Mostra del cinema di Venezia, quando l’importante è fischiare

Cristina Comencini si è detta amareggiata per i fischi ricevuti dalla stampa alla proiezione di Quando la notte, in concorso al Festival di Venezia. Ma la regista romana è in ottima compagnia: tantissimi, infatti, gli autori stroncati dalla critica presente al Lido. Tra loro anche Fellini, Pasolini e Rossellini

Cristina Comencini non l’ha presa bene. La proiezione per la stampa del suo Quando la notte, in concorso alla Mostra del cinema di Venezia è stata un fiasco totale. I giornalisti si sono lasciati andare a grasse risate e fischi da tapparsi le orecchie. In conferenza stampa la regista ha palesato tutto il suo malessere per l’accoglienza riservatale: «Evidentemente in certi festival non sono accettate le emozioni. E’ un film molto silenzioso, fatto di pochissime parole. Abbiamo mantenuto solo due-tre momenti emotivamente forti. Per il resto abbiamo cercato di oggettivare il romanzo attraverso le immagini». Sta di fatto che la figlia del grande Luigi non è di certo la prima, e non sarà nemmeno l’ultima a subire tale trattamento. Il festival di Venezia sin dagli esordi, nel 1932, ha accolto ire funeste, sorrisi sghignazzanti e commenti al vetriolo di giornalisti e pubblico. Nessuno si è mai potuto esimere dal giudizio, spesso impietoso, della “stampa sovrana” che della Mostra del cinema ha fatto il suo regno e, senza timore alcuno, negli anni ha inveito contro tutti, dagli autori più acclamati agli esordienti timorosi del tappeto rosso. In questa 68esima edizione i giornalisti si sono fatti sentire già prima della Comencini, regalando risatine e fischi corposi al film di Philippe Garrel (Un été brulant, dove recita anche Monica Bellucci in versione nudo integrale), difeso poi a spada tratta dal figlio Louis in conferenza stampa. Ma i due  registi potranno consolarsi pensando ai trattamenti riservati ai loro colleghi nelle passate edizioni.

 

Darren Aronofsky, per esempio, trionfatore nel 2009 con The Wrestler, nel 2010 presentò al Lido Il cigno nero, pellicola grazie alla quale Natalie Portman ha conquistato il suo primo Oscar.
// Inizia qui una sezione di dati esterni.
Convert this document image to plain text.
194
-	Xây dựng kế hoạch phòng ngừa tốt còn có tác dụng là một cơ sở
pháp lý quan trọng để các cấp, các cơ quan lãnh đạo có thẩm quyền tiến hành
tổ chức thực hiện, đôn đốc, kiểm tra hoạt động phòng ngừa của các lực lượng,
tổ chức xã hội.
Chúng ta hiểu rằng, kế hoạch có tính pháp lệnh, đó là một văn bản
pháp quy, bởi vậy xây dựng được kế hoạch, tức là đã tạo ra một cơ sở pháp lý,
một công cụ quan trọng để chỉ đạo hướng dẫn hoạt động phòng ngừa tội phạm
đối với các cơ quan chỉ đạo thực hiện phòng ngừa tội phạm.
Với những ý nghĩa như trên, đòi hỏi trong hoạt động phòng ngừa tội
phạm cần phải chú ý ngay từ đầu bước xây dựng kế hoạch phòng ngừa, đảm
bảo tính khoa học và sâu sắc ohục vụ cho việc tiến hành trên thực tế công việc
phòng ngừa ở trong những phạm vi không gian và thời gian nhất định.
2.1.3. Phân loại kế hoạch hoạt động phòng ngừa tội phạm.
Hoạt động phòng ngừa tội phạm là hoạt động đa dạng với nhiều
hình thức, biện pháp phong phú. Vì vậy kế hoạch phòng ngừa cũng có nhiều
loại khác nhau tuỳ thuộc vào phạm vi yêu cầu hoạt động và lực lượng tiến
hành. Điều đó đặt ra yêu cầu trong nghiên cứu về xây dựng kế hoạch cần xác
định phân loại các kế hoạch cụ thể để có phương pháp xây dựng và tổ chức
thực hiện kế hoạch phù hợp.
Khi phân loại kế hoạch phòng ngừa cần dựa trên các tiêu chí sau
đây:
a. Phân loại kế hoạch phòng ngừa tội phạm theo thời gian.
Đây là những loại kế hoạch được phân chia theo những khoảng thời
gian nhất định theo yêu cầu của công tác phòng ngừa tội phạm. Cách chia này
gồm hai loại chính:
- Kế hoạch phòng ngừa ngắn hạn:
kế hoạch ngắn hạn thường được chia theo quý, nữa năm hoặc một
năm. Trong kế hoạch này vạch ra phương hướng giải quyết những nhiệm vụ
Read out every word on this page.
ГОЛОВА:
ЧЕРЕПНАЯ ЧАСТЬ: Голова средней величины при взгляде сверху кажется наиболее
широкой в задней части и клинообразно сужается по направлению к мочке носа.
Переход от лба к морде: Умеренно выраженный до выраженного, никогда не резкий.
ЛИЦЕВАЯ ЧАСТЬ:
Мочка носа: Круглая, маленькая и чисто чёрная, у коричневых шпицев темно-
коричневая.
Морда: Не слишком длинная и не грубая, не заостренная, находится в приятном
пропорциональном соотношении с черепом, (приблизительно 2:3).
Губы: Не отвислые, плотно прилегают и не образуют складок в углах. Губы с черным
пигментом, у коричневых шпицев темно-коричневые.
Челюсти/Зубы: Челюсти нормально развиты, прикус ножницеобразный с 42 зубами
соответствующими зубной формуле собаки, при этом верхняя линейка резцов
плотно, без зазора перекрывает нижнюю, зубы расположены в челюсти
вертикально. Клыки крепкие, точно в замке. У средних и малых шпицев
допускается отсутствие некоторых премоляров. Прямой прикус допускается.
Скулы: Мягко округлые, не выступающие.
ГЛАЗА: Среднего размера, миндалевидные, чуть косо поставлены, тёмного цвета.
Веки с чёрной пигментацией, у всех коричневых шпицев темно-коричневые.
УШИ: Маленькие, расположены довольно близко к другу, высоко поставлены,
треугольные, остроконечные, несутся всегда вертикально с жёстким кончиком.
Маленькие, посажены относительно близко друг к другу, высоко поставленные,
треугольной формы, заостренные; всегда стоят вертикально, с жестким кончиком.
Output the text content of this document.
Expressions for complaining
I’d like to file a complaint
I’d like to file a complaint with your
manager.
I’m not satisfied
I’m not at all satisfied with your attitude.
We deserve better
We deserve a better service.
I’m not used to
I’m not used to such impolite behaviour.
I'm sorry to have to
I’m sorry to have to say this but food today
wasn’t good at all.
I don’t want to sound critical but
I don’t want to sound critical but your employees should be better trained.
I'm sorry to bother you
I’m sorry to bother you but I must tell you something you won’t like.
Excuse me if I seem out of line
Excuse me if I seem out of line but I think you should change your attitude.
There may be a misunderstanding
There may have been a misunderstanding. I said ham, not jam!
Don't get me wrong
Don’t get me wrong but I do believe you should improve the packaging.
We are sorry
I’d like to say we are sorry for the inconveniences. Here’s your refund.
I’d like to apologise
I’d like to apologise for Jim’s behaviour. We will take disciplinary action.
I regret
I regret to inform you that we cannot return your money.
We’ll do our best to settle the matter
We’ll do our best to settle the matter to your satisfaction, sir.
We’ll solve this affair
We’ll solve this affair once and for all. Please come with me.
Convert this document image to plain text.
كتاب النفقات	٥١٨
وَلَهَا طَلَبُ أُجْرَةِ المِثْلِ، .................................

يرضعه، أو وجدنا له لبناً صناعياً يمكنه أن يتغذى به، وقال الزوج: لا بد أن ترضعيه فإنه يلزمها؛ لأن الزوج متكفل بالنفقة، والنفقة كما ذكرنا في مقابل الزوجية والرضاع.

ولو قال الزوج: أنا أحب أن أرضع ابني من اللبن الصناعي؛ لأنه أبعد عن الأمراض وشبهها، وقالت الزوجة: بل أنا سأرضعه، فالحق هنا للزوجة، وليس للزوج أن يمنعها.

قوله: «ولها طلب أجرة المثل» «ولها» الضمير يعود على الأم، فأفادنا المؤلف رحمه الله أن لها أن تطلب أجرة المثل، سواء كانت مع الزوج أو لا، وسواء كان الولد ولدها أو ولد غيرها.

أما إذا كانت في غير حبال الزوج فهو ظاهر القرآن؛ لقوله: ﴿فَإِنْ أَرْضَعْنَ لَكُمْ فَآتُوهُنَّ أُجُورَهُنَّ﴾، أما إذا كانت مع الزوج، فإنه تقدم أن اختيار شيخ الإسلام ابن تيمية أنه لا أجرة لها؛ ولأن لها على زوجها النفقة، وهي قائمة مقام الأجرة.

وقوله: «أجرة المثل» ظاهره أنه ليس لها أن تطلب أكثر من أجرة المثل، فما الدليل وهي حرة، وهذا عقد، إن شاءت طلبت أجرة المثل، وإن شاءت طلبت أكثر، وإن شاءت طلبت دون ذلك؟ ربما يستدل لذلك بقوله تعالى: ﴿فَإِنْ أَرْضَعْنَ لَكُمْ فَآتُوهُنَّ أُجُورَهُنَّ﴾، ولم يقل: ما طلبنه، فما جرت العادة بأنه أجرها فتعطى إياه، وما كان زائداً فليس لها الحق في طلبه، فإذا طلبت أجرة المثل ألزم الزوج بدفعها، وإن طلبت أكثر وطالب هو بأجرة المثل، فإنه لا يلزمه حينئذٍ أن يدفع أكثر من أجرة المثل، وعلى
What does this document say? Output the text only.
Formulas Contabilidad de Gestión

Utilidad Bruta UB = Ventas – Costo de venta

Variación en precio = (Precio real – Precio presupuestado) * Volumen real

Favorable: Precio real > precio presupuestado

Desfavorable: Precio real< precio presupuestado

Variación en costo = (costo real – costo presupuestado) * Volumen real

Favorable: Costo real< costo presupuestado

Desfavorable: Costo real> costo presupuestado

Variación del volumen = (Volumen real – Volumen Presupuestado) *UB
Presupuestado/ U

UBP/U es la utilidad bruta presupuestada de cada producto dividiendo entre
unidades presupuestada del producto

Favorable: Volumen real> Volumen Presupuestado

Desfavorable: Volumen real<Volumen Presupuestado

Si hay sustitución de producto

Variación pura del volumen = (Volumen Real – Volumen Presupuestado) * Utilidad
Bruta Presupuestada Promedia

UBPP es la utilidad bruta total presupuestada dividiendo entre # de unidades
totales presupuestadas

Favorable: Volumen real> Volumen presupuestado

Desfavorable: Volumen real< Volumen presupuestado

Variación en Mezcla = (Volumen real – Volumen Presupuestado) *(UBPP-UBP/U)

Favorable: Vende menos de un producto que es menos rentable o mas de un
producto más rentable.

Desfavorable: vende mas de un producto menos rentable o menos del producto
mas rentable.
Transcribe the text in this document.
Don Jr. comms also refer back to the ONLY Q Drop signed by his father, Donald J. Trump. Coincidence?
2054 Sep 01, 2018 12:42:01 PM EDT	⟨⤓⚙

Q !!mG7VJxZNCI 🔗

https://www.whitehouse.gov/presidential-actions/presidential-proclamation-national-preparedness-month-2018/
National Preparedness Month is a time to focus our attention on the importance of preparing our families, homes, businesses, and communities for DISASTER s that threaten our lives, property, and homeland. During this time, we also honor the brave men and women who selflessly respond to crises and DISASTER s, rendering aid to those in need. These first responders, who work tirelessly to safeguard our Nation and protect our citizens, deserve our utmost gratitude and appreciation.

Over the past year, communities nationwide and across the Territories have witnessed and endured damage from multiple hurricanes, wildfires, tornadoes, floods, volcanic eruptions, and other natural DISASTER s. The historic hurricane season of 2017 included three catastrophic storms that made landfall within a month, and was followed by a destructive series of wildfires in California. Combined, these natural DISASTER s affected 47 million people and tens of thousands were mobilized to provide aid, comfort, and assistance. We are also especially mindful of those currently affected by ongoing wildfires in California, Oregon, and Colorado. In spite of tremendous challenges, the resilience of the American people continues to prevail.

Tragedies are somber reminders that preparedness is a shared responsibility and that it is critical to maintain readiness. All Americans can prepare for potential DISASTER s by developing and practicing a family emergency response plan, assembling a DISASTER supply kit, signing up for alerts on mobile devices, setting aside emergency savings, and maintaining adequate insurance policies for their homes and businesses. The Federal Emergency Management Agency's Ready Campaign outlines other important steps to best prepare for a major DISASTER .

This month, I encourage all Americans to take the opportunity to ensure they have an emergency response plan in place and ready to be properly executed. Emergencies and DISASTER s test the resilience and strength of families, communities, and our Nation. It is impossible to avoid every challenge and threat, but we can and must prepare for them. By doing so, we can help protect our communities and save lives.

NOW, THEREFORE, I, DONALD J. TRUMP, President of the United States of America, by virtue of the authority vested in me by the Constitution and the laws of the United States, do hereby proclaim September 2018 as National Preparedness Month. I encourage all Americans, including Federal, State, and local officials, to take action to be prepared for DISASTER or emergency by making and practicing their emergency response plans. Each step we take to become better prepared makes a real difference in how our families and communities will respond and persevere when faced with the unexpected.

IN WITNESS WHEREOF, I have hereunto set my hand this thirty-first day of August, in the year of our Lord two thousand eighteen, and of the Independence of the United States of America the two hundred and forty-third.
Prima di tale successo, però, il regista ha dovuto sopportare i fischi assordanti della platea veneziana, a cui il film proprio non era piaciuto. Ma il Leone d’oro per il maggior sberleffo va di diritto ai cineasti italiani. Roberto Faenza ricorda ancora con amarezza quando, nell’ormai lontano 2005, dovette sopportare una proiezione riservata alla stampa in cui i giornalisti risero di gusto dall’inizio alla fine guardando il suo I giorni dell’abbandono. Il dramma di una famiglia italiana raccontato del regista fu oggetto di scherno a tal punto che in sala si scatenò una gara di lancio delle palline di carta contro lo schermo. E non andò meglio al film Musikanten, di Franco Battiato, dedicato alla Beethoven. Per lui non solo risate e fischi, ma la delusione di sapere che metà della platea aveva abbandonato a metà la proiezione, mentre l’altra metà se la dormiva sonoramente.

 

Non è andata meglio nemmeno a Michele Placido, che nel 2004 presentò in concorso Ovunque sei: indignazione generale e insulti agli attori e al regista, così come accadde qualche anno dopo al collega Ferzan Ozpetek e al suo Il giorno perfetto (2008). Ma tutti i registi contemporanei potranno consolarsi pensando che accoglienze rumorose sono state riservate persino a maestri del cinema del calibro di Rossellini e Pasolini. Si racconta che Sandra Milo fu così turbata dai fischi riservati dalla stampa alla proiezione di Vanina Vanini del maestro Rossellini che Federico Fellini dovette giocare tutte le carte migliori per convincerla a girare 8emezzo. D’altronde il maestro riminese conosceva bene l’atmosfera del Lido: gli bastò partecipare una sola volta, nel 1955, con Il bidone (sicuramente uno dei suoi film meno riusciti) per decidere di non mettervi mai più piede. Facile immaginare perché.